Before the automaker’s groundbreaking ceremony for its new Cadillac assembly plant in Shanghai on Wednesday, Bob Socia, head of GM’s China operation, told reporters that the U.S. automaker is erecting big goals for Cadillac in China as it launches its new luxury brand models. While GM also sells Buick and Chevrolet in the region, the ever-growing luxury market is gaining much of the carmaker’s focus as it combats sales slumps and aims to win 10 percent of that market by 2010. It is hoping to triple Cadillac’s sales to 100,000 units by 2015, and is willing to bring out a new model each year through 2016 to make it happen.

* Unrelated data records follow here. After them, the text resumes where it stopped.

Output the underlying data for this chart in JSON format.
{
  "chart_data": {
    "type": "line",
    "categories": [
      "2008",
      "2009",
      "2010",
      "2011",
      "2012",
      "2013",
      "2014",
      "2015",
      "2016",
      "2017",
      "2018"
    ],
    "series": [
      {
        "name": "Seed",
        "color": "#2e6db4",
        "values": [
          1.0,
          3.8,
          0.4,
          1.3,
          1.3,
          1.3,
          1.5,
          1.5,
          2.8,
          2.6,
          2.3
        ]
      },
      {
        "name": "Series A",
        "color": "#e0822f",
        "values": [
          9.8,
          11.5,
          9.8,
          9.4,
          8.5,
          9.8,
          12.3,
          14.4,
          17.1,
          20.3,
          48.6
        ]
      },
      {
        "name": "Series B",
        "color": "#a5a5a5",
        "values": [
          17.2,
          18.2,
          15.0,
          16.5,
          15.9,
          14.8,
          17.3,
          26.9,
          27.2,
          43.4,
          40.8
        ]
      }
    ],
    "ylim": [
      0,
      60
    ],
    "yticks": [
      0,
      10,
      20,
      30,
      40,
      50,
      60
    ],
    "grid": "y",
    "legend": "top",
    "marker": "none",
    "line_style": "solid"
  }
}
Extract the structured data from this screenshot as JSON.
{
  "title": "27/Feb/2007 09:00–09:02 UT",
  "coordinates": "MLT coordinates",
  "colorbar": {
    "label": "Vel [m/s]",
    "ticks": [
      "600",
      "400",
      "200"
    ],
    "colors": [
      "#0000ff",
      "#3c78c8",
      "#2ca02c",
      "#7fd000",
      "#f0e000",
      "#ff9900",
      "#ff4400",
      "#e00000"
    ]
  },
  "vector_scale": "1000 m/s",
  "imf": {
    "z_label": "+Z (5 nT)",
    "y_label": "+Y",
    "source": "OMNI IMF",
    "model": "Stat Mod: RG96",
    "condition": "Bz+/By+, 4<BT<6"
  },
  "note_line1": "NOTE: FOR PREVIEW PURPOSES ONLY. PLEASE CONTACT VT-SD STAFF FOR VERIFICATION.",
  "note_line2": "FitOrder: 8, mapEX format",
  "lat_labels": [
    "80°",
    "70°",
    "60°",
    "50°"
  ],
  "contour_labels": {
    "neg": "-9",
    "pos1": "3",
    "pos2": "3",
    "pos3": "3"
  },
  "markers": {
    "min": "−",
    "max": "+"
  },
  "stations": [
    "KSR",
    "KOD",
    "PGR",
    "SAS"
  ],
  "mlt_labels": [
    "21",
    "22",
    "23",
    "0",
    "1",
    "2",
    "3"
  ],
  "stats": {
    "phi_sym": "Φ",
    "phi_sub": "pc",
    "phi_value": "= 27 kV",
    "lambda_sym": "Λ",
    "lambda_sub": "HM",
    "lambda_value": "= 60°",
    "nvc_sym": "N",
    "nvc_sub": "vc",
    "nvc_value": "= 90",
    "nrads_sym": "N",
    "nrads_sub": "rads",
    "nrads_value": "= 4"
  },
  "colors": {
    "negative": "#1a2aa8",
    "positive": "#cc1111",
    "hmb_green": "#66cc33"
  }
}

But Cadillac is not only battling rigid competition from BMW, Mercedes, and Audi, but is also trying to appease tough Chinese critics who thus far have been unimpressed with what the Cadillac has to offer. According to Reuters, while GM sold 149,782 Cadillacs in the United States last year, it only sold a paltry 30,010 in China. So the brand will need to find a way to better attract the Chinese buyers if it wants to hit its target of 250,000 luxury car sales by 2020 in a market that, according to CEO Dan Akerson, will account for up to 40 percent of the world’s total luxury auto market by the end of the decade.
Unfortunately for luxury carmakers, Chinese President Xi Jinping is encouraging his people to be more frugal and cut down on lavish spending at a time when the country is witnessing slower economic growth and is attempting to cut down on corruption. That is why Han Weiqi, an auto analyst with CSC International Holdings Ltd, believes the “luxury car demand should hold at around 10 percent growth,” as reported by Bloomberg.
Meanwhile, although the Cadillac’s sharp style has yet to deter buyers in the U.S., GM has decided to tone down its look in China so as to better appeal to the region’s buyers. They’ll see a refurbished Cadillac SRX crossover and a Cadillac XTS (produced locally) this year. And that’s not all. The automaker plans to introduce 10 or more new or upgraded products in China each year through 2016 — a lofty goal, but one that is necessary if it wants to maintain its stake in the hyper-competitive market.
Though Cadillac is GM’s fastest-growing brand, its sales in China are only increasing at about half the pace that the carmaker expected.